The trigger appeared to be the listing of US competitor Affirm (NASDAQ:AFRM), which jumped 98% upon listing and seems to be bringing the Buy Now Pay Later to the mainstream for US investors.

  • Selling pressure continues to come from the materials sector, which fell 0.7% as the recent momentum in iron ore prices slows sending Fortescue Metals (ASX:FMG) down 1.6%.

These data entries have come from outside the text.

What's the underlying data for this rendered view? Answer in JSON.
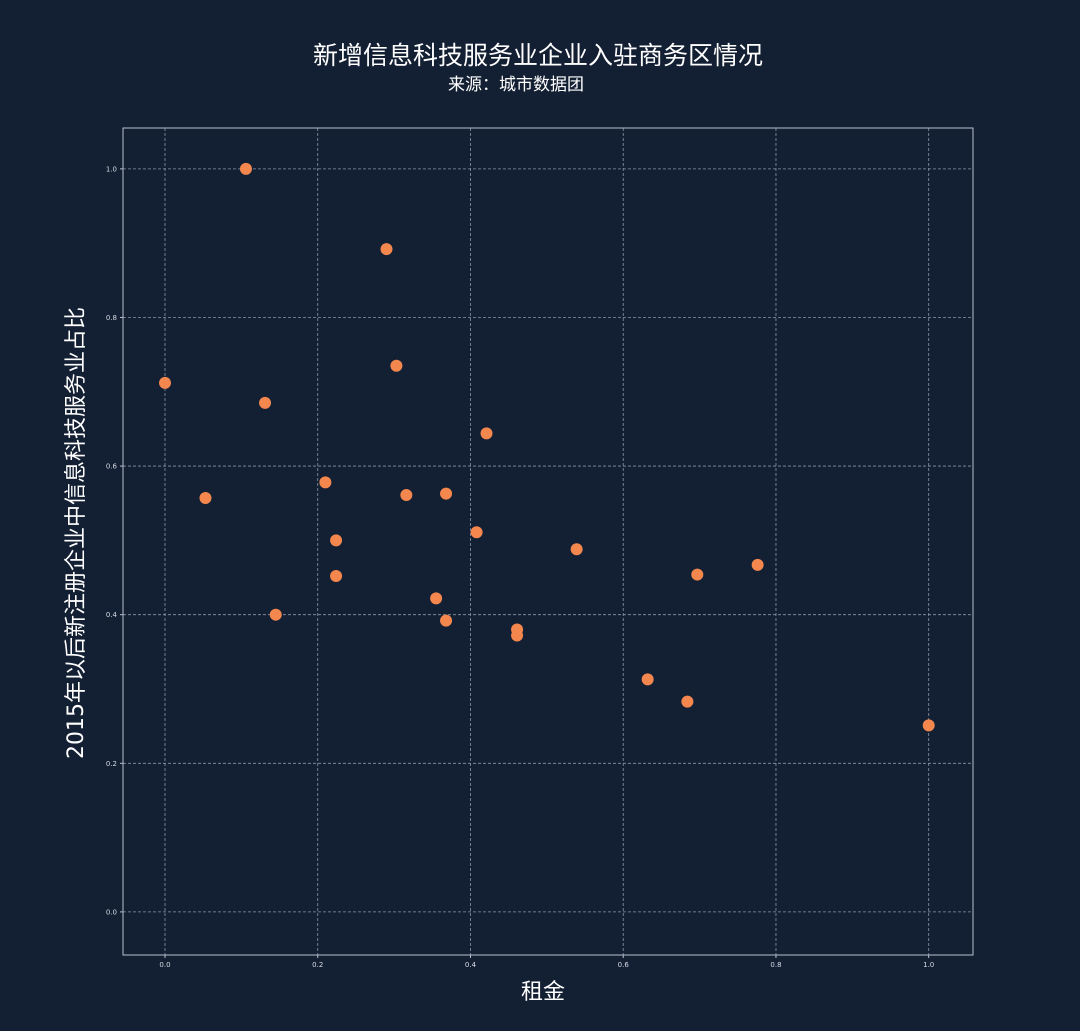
{
  "chart_data": {
    "type": "scatter",
    "title": "新增信息科技服务业企业入驻商务区情况",
    "subtitle": "来源：城市数据团",
    "xlabel": "租金",
    "ylabel": "2015年以后新注册企业中信息科技服务业占比",
    "xlim": [
      -0.055,
      1.058
    ],
    "ylim": [
      -0.058,
      1.055
    ],
    "xticks": [
      0.0,
      0.2,
      0.4,
      0.6,
      0.8,
      1.0
    ],
    "yticks": [
      0.0,
      0.2,
      0.4,
      0.6,
      0.8,
      1.0
    ],
    "xtick_labels": [
      "0.0",
      "0.2",
      "0.4",
      "0.6",
      "0.8",
      "1.0"
    ],
    "ytick_labels": [
      "0.0",
      "0.2",
      "0.4",
      "0.6",
      "0.8",
      "1.0"
    ],
    "grid": true,
    "marker_color": "#f4874e",
    "points": [
      {
        "x": 0.0,
        "y": 0.712
      },
      {
        "x": 0.053,
        "y": 0.557
      },
      {
        "x": 0.106,
        "y": 1.0
      },
      {
        "x": 0.131,
        "y": 0.685
      },
      {
        "x": 0.145,
        "y": 0.4
      },
      {
        "x": 0.21,
        "y": 0.578
      },
      {
        "x": 0.224,
        "y": 0.5
      },
      {
        "x": 0.224,
        "y": 0.452
      },
      {
        "x": 0.29,
        "y": 0.892
      },
      {
        "x": 0.303,
        "y": 0.735
      },
      {
        "x": 0.316,
        "y": 0.561
      },
      {
        "x": 0.355,
        "y": 0.422
      },
      {
        "x": 0.368,
        "y": 0.563
      },
      {
        "x": 0.368,
        "y": 0.392
      },
      {
        "x": 0.408,
        "y": 0.511
      },
      {
        "x": 0.421,
        "y": 0.644
      },
      {
        "x": 0.461,
        "y": 0.38
      },
      {
        "x": 0.461,
        "y": 0.372
      },
      {
        "x": 0.539,
        "y": 0.488
      },
      {
        "x": 0.632,
        "y": 0.313
      },
      {
        "x": 0.684,
        "y": 0.283
      },
      {
        "x": 0.697,
        "y": 0.454
      },
      {
        "x": 0.776,
        "y": 0.467
      },
      {
        "x": 1.0,
        "y": 0.251
      }
    ]
  },
  "colors": {
    "background": "#131f33",
    "grid": "#8a96a8",
    "axes": "#b8c0cc",
    "marker": "#f4874e",
    "text": "#ffffff"
  }
}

    Staying with tech, homegrown healthcare specialist Pro Medicus (ASX:PME) founded by current CEO Sam Hupert continued its strong recent run adding 15.0% after signing another major contract in the US.

    PME provides image and data sharing solutions for radiologists and similar specialists, with the seven-year $40 million deal with Intermountain Healthcare allowing the company to enter an important region in the US.

    The deal markets the fifth such win in just six months as the company moves from growth to scale and profitability.

    Australian Ethical (ASX:AEF) assets hit $5 billion, Centuria devalues offices, Tyro (ASX:TYR) feeling the heat

    The Centuria Office REIT (ASX:COF) held steady after devaluing their $2.3 billion portfolios of offices by just 0.8% or $17 million.

    According to management, external valuations were completed on 13 of the funds 23 properties, which are spread across the country, but valuations barely changed.

    This seems a little hopeful with offices around the country still deserted, employees preferring to work from home, and now bond rates heading higher in recent weeks.

    On a more positive side, Australian Ethical Investments (ASX:AEF) which I must disclose I am an investor in, reported that they had finally reached $5 billion in assets under management, a target set in 2015 when they managed just $1.5 billion.

    The group which offers ethically focused superannuation, Australian and global equity products saw record inflows of $420 million in the first half of the financial year; shares were 1.5% higher.

    The Chinese continue to buck the global trend, reporting an 18.1% increase in exports on 2020 levels, well above estimates of 15%, with the global restocking of inventory clearly benefitting the economy.

    US falls ahead of Biden speech, Trump impeached, record profits for TSMC 

    US markets have fallen ahead of an impending ‘stimulus’ speech by President-Elect Biden, which the potential for another US$2 trillion in stimulus flagged.

    The S&P500 fell 0.4% and the Nasdaq 0.1%, with value sectors including airlines and energy the key outperformers.

    Donald Trump was impeached for the second time after Republicans voted against the President in the House, with a Senate hearing to be held in the coming weeks.

    On a positive side, the US Treasury Department has blocked an attempt to ban US investors from holding the major Chinese tech names including Alibaba (HKG:9988), Tencent (HKG:0700), and Baidu (NASDAQ:BIDU) all of which rallied by over 5.0%.

    Sticking with the technology theme, the global leader in semiconductor manufacturing TSMC (2330:TPE) reported record quarterly revenue and profit on the back of huge demand for their fast chips from new 5G handsets, profit hitting US$5.1 billion, a 23% increase; shares finished 2.2% lower.

    Investment manager Blackrock (NYSE:BLK) reported US$185 billion of inflows into their iShares ETF products in the December quarter taking total assets under management to US$8.68 trillion, with every style region and product type gaining funds; shares fell 5.0% on concern that margins were shrinking.